Yet it seems that religious bodies have never been called to account for the predicament that society finds itself in .

To the contrary these same institutions are now being funded to supply alcohol and drug services to indigenous cultures, the homeless and teenage services.

Since the mid 1980s there has been important operational and attitudinal shifts in the way governments manage funding for welfare services.

Firstly governments have shifted a growing share of services to non-government organizations . This may be because it is cheaper, and possibly more efficient for delivery of services relative to social programs .

It may also be the case that funding to provide services enables governments to distance themselves from policy failure or poor service delivery .

This raises important questions about if and how the private sector, community organizations and religious organizations differ in their motivation for providing services and the way they approach them.
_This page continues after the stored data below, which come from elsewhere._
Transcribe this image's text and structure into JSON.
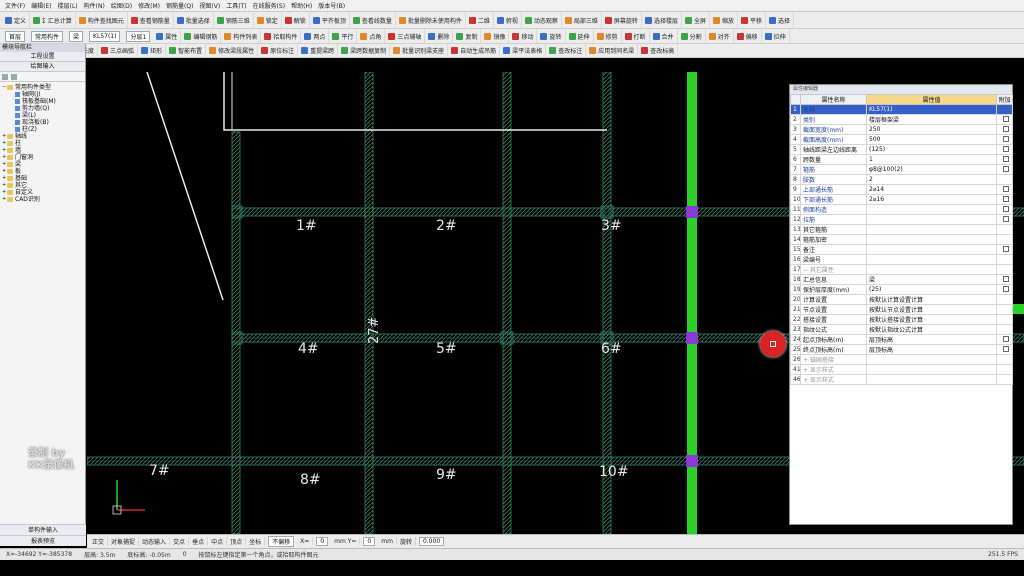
{
  "menu": [
    "文件(F)",
    "编辑(E)",
    "楼层(L)",
    "构件(N)",
    "绘图(D)",
    "修改(M)",
    "钢筋量(Q)",
    "视图(V)",
    "工具(T)",
    "在线服务(S)",
    "帮助(H)",
    "版本号(B)"
  ],
  "toolbar1": [
    "定义",
    "Σ 汇总计算",
    "构件查找图元",
    "查看钢筋量",
    "批量选择",
    "钢筋三维",
    "锁定",
    "解锁",
    "平齐板顶",
    "查看线数量",
    "批量删除未使用构件",
    "二维",
    "俯视",
    "动态观察",
    "局部三维",
    "屏幕旋转",
    "选择楼层",
    "全屏",
    "缩放",
    "平移",
    "选择"
  ],
  "toolbar2": {
    "floor": "首层",
    "category": "常用构件",
    "type": "梁",
    "name": "KL57(1)",
    "layer": "分层1",
    "buttons": [
      "属性",
      "编辑钢筋",
      "构件列表",
      "拾取构件",
      "两点",
      "平行",
      "点角",
      "三点辅轴",
      "删除",
      "复制",
      "镜像",
      "移动",
      "旋转",
      "延伸",
      "修剪",
      "打断",
      "合并",
      "分割",
      "对齐",
      "偏移",
      "拉伸"
    ]
  },
  "toolbar3": [
    "选择",
    "直线",
    "点加长度",
    "三点画弧",
    "矩形",
    "智能布置",
    "修改梁段属性",
    "原位标注",
    "重提梁跨",
    "梁跨数据复制",
    "批量识别梁支座",
    "自动生成吊筋",
    "梁平法表格",
    "查改标注",
    "应用到同名梁",
    "查改标高"
  ],
  "leftpanel": {
    "title": "模块导航栏",
    "tabs": [
      "工程设置",
      "绘图输入"
    ],
    "tree": [
      {
        "pm": "−",
        "label": "常用构件类型",
        "kind": "folder",
        "indent": 0
      },
      {
        "pm": "",
        "label": "轴网(J)",
        "kind": "leaf",
        "indent": 1
      },
      {
        "pm": "",
        "label": "筏板基础(M)",
        "kind": "leaf",
        "indent": 1
      },
      {
        "pm": "",
        "label": "剪力墙(Q)",
        "kind": "leaf",
        "indent": 1
      },
      {
        "pm": "",
        "label": "梁(L)",
        "kind": "leaf",
        "indent": 1
      },
      {
        "pm": "",
        "label": "现浇板(B)",
        "kind": "leaf",
        "indent": 1
      },
      {
        "pm": "",
        "label": "柱(Z)",
        "kind": "leaf",
        "indent": 1
      },
      {
        "pm": "+",
        "label": "轴线",
        "kind": "folder",
        "indent": 0
      },
      {
        "pm": "+",
        "label": "柱",
        "kind": "folder",
        "indent": 0
      },
      {
        "pm": "+",
        "label": "墙",
        "kind": "folder",
        "indent": 0
      },
      {
        "pm": "+",
        "label": "门窗洞",
        "kind": "folder",
        "indent": 0
      },
      {
        "pm": "+",
        "label": "梁",
        "kind": "folder",
        "indent": 0
      },
      {
        "pm": "+",
        "label": "板",
        "kind": "folder",
        "indent": 0
      },
      {
        "pm": "+",
        "label": "基础",
        "kind": "folder",
        "indent": 0
      },
      {
        "pm": "+",
        "label": "其它",
        "kind": "folder",
        "indent": 0
      },
      {
        "pm": "+",
        "label": "自定义",
        "kind": "folder",
        "indent": 0
      },
      {
        "pm": "+",
        "label": "CAD识别",
        "kind": "folder",
        "indent": 0
      }
    ],
    "bottom_tabs": [
      "单构件输入",
      "报表预览"
    ]
  },
  "canvas": {
    "grid_labels": [
      "1#",
      "2#",
      "3#",
      "4#",
      "5#",
      "6#",
      "7#",
      "8#",
      "9#",
      "10#"
    ],
    "beam_label": "27#",
    "watermark_line1": "录制 by",
    "watermark_line2": "KK录像机"
  },
  "props": {
    "title": "属性编辑器",
    "headers": [
      "属性名称",
      "属性值",
      "附加"
    ],
    "rows": [
      {
        "n": "1",
        "name": "名称",
        "value": "KL57(1)",
        "chk": false,
        "cls": "blue",
        "sel": true
      },
      {
        "n": "2",
        "name": "类别",
        "value": "楼层框架梁",
        "chk": true,
        "cls": "blue"
      },
      {
        "n": "3",
        "name": "截面宽度(mm)",
        "value": "250",
        "chk": true,
        "cls": "blue"
      },
      {
        "n": "4",
        "name": "截面高度(mm)",
        "value": "500",
        "chk": true,
        "cls": "blue"
      },
      {
        "n": "5",
        "name": "轴线距梁左边线距离",
        "value": "(125)",
        "chk": true,
        "cls": ""
      },
      {
        "n": "6",
        "name": "跨数量",
        "value": "1",
        "chk": true,
        "cls": ""
      },
      {
        "n": "7",
        "name": "箍筋",
        "value": "φ8@100(2)",
        "chk": true,
        "cls": "blue"
      },
      {
        "n": "8",
        "name": "肢数",
        "value": "2",
        "chk": false,
        "cls": "blue"
      },
      {
        "n": "9",
        "name": "上部通长筋",
        "value": "2⌀14",
        "chk": true,
        "cls": "blue"
      },
      {
        "n": "10",
        "name": "下部通长筋",
        "value": "2⌀16",
        "chk": true,
        "cls": "blue"
      },
      {
        "n": "11",
        "name": "侧面构造",
        "value": "",
        "chk": true,
        "cls": "blue"
      },
      {
        "n": "12",
        "name": "拉筋",
        "value": "",
        "chk": true,
        "cls": "blue"
      },
      {
        "n": "13",
        "name": "其它箍筋",
        "value": "",
        "chk": false,
        "cls": ""
      },
      {
        "n": "14",
        "name": "箍筋加密",
        "value": "",
        "chk": false,
        "cls": ""
      },
      {
        "n": "15",
        "name": "备注",
        "value": "",
        "chk": true,
        "cls": ""
      },
      {
        "n": "16",
        "name": "梁编号",
        "value": "",
        "chk": false,
        "cls": ""
      },
      {
        "n": "17",
        "name": "− 其它属性",
        "value": "",
        "chk": false,
        "cls": "grey"
      },
      {
        "n": "18",
        "name": "汇总信息",
        "value": "梁",
        "chk": true,
        "cls": ""
      },
      {
        "n": "19",
        "name": "保护层厚度(mm)",
        "value": "(25)",
        "chk": true,
        "cls": ""
      },
      {
        "n": "20",
        "name": "计算设置",
        "value": "按默认计算设置计算",
        "chk": false,
        "cls": ""
      },
      {
        "n": "21",
        "name": "节点设置",
        "value": "按默认节点设置计算",
        "chk": false,
        "cls": ""
      },
      {
        "n": "22",
        "name": "搭接设置",
        "value": "按默认搭接设置计算",
        "chk": false,
        "cls": ""
      },
      {
        "n": "23",
        "name": "指纹公式",
        "value": "按默认指纹公式计算",
        "chk": false,
        "cls": ""
      },
      {
        "n": "24",
        "name": "起点顶标高(m)",
        "value": "层顶标高",
        "chk": true,
        "cls": ""
      },
      {
        "n": "25",
        "name": "终点顶标高(m)",
        "value": "层顶标高",
        "chk": true,
        "cls": ""
      },
      {
        "n": "26",
        "name": "+ 锚固搭接",
        "value": "",
        "chk": false,
        "cls": "grey"
      },
      {
        "n": "41",
        "name": "+ 显示样式",
        "value": "",
        "chk": false,
        "cls": "grey"
      },
      {
        "n": "46",
        "name": "+ 显示样式",
        "value": "",
        "chk": false,
        "cls": "grey"
      }
    ]
  },
  "bottombar": [
    "正交",
    "对象捕捉",
    "动态输入",
    "交点",
    "垂点",
    "中点",
    "顶点",
    "坐标",
    "不偏移",
    "X=",
    "0",
    "mm Y=",
    "0",
    "mm",
    "旋转",
    "0.000"
  ],
  "statusbar": {
    "coords": "X=-34692  Y=-385378",
    "floor_h": "层高: 3.5m",
    "base_h": "底标高: -0.05m",
    "val": "0",
    "hint": "按鼠标左键指定第一个角点，或拾取构件图元",
    "right": "251.5 FPS"
  },
  "colors": {
    "axis_green": "#2bd02b",
    "beam_hatch": "#3a6f3a",
    "column_purple": "#8a3ad0",
    "selection_blue": "#3560c8",
    "float_button": "#d92222"
  }
}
Do they deliver services in different ways to non religious entities?

One would wonder how religious based providers can supply impartial services which are not slanted directly towards there own policies regarding such things as the propagation of faith, the ongoing dismantlement of earth based beliefs and outdated belief structure around sexual practices.

It would seem that not much has changed and that religious affiliations still influence political policy .Have a look at (http://www.catholicchurch.org.uk/catholic_church/legislation_and_public_policy)

I can only wonder what sort of programs are being funded and whether modern inquisitional methods are used to control the outcomes of publicly funded projects.